Sensitive Pepsin Immunoassay for Detection of Laryngopharyngeal Reflux

John Knight et al. Laryngoscope. .

Abstract

Objectives/hypothesis: To determine whether measurement of pepsin in throat sputum by immunoassay could be used as a sensitive and reliable method for detecting laryngopharyngeal reflux (LPR) compared with 24-hour double-probe (esophageal and pharyngeal) pH monitoring.

Study design: Patients with clinical LPR undergoing pH monitoring provided throat sputum samples during the reflux-testing period for pepsin measurement using enzyme-linked immunoadsorbent assay.

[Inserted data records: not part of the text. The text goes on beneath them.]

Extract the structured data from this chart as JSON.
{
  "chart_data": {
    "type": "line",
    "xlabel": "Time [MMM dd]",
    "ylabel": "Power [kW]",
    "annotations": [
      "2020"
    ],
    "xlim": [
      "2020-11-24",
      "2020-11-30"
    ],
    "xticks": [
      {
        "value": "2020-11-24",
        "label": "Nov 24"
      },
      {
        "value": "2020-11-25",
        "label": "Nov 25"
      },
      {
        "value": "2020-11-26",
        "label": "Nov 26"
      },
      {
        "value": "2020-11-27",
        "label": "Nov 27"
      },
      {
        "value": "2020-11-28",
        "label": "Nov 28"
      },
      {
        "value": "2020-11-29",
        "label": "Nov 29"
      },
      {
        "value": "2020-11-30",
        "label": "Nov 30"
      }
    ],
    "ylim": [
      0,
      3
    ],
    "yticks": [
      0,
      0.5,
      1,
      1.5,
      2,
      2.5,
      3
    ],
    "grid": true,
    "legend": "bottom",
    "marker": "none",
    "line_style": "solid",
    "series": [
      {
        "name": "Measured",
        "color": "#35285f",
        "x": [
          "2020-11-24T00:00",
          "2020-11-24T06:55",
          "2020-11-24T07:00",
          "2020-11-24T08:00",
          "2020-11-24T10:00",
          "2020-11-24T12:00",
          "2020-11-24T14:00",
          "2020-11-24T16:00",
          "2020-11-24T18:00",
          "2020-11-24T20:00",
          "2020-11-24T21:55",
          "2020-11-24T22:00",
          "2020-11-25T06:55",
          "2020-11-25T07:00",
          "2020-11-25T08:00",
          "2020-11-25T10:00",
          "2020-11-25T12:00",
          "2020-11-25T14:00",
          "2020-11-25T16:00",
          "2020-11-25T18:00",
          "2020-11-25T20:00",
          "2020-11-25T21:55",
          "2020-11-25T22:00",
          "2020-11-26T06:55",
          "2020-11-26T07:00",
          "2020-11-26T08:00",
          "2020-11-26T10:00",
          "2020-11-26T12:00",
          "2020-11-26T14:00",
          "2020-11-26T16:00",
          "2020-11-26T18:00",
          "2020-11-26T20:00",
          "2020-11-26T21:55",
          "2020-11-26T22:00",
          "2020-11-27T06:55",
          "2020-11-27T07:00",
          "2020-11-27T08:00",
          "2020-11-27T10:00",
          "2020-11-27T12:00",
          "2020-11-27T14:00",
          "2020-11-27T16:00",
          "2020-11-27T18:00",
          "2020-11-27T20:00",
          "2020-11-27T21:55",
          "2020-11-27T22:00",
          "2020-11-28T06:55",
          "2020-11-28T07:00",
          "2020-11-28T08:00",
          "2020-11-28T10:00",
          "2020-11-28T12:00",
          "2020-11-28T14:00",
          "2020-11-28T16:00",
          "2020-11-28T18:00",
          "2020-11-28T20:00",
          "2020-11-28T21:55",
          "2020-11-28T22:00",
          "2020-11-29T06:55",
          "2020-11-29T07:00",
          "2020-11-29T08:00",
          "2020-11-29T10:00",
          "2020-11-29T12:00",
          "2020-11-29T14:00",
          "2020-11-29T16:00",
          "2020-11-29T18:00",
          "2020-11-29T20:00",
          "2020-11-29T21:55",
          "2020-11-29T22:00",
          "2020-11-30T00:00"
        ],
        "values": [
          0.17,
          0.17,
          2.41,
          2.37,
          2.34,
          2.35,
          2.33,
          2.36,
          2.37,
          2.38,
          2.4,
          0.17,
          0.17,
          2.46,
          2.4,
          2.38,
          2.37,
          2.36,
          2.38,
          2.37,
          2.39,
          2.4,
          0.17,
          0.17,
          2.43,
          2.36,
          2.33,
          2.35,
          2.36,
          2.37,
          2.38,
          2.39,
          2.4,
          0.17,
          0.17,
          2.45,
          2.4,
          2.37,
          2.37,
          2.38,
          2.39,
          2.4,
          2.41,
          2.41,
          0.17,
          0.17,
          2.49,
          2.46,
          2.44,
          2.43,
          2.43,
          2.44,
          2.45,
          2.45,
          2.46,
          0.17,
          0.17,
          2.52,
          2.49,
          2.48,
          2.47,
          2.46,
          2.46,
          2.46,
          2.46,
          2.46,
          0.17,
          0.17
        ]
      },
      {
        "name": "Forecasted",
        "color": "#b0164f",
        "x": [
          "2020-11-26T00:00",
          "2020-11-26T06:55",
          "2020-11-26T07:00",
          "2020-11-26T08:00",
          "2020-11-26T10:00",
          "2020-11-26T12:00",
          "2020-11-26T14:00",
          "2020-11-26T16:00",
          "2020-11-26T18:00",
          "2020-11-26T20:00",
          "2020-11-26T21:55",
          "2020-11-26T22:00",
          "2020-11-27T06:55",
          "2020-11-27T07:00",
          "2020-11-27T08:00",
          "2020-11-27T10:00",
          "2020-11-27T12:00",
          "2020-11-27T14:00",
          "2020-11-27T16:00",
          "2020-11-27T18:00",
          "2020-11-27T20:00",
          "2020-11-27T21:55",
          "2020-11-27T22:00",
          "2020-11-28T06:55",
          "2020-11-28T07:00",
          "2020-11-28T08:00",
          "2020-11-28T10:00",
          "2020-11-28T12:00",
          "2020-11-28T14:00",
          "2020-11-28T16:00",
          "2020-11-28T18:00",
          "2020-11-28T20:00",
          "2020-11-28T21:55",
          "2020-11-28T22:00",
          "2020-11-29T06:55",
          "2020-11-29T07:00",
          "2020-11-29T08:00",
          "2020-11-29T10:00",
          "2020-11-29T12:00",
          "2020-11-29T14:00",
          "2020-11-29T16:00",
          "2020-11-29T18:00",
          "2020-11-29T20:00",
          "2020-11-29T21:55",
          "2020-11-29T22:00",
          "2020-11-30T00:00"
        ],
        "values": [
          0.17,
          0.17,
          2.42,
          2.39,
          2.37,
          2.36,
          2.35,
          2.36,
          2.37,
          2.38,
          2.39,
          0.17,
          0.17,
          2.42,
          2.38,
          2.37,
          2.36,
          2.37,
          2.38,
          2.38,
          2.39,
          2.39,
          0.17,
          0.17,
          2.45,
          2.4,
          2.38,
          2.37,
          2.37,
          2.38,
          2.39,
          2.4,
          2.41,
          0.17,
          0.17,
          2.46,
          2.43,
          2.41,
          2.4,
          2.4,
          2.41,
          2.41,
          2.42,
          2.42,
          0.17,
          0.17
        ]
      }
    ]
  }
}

Results: Pepsin assay results from 63 throat sputum samples obtained from 23 study subjects were compared with their pH monitoring data. Twenty-two percent (14/63) of the sputum samples correlated the presence of pepsin with LPR (pH < or = 4 at the pharyngeal probe), of which the median concentration of pepsin was 0.18 microg/mL (range 0.003-22 microg/mL). Seventy-eight percent (49/63) of the samples unassociated with (pharyngeal) reflux contained no detectible pepsin. Mean pH values for pepsin-positive samples were significantly lower than negative samples at both esophageal probe (pH 2.2 vs. pH 5.0) (P < .01) and the pharyngeal probe (pH 4.4 vs. pH 5.8) (P < .01). When the pepsin assay results were compared with the pharyngeal pH data for detecting reflux (events pH < or = 4), the pepsin immunoassay was 100% sensitive and 89% specific for LPR.

Conclusions: Detection of pepsin in throat sputum by immunoassay appears to provide a sensitive, noninvasive method to detect LPR.